Jesse as a young boy is a tolerant and curious boy. He has black friend named Otis. He likes Otis, they play together and Jesse looks up to Otis for information concerning the complexity of race relations between southern whites and blacks, "He had grown accustomed, for the solution of such mysteries, to go to Otis. He felt that Otis knew everything. But he could not ask Otis about this" (Baldwin). That "this" is the gelding ceremony (the torture and subsequent mutilation of a black man), and Jesse has a palpable sense that something's amiss. He hasn't seen any black people in a few days, and he's wondering why people are acting different. On some level, he knows that something's wrong, that he is about to betray Otis in some way; hence that's why he cannot ask his friend about this event.
Sure enough, what Jesse participates in, what he witnesses, changes his life forever. During the lynching, his humanity is irrevocably altered. But because he is young and naive, he does not fight the transformation; he embraces it. And he loves his father for introducing it to him, "At that moment Jesse loved his father more than he had ever loved him. He felt that his father had carried him through a mighty test, had revealed to him a great secret which would be the key to his life forever" (Baldwin). That key is the false notion that he is superior to black people, that they are animals, that they are subhuman and loathsome. However, this is a secret that does not come without a price. There are costs to bearing and believing in such a secret.

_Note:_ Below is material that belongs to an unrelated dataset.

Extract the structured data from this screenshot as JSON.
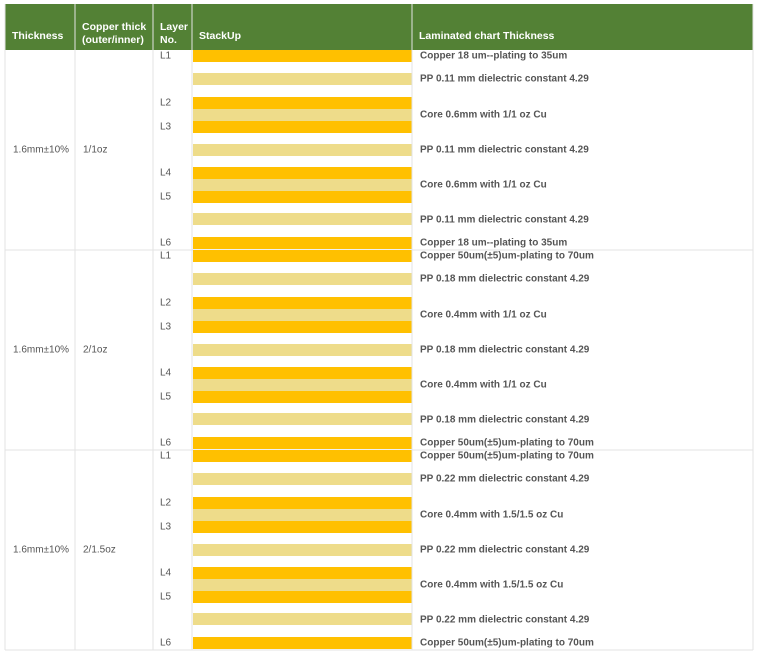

These costs are manifested in many ways. There are the psychosomatic costs Jesse endures, his impotence, his weakness around the black boy in the jail, his tremors at the thought of Otis, "Now the thought of Otis made him sick. He began to shiver." There are also the psychological costs that Jesse is plagued by, the self-delusion associated with believing racism is moral, the mental anguish, and the constant struggle over whether he can trust his coconspirators, "They were forced to depend on each other more and, at the same time, to trust each other less" (Baldwin). What Baldwin is underscoring with these psychological and psychosomatic burdens is that the path Jesse has followed, a path of racism and discrimination, has led him to a very troubled existence.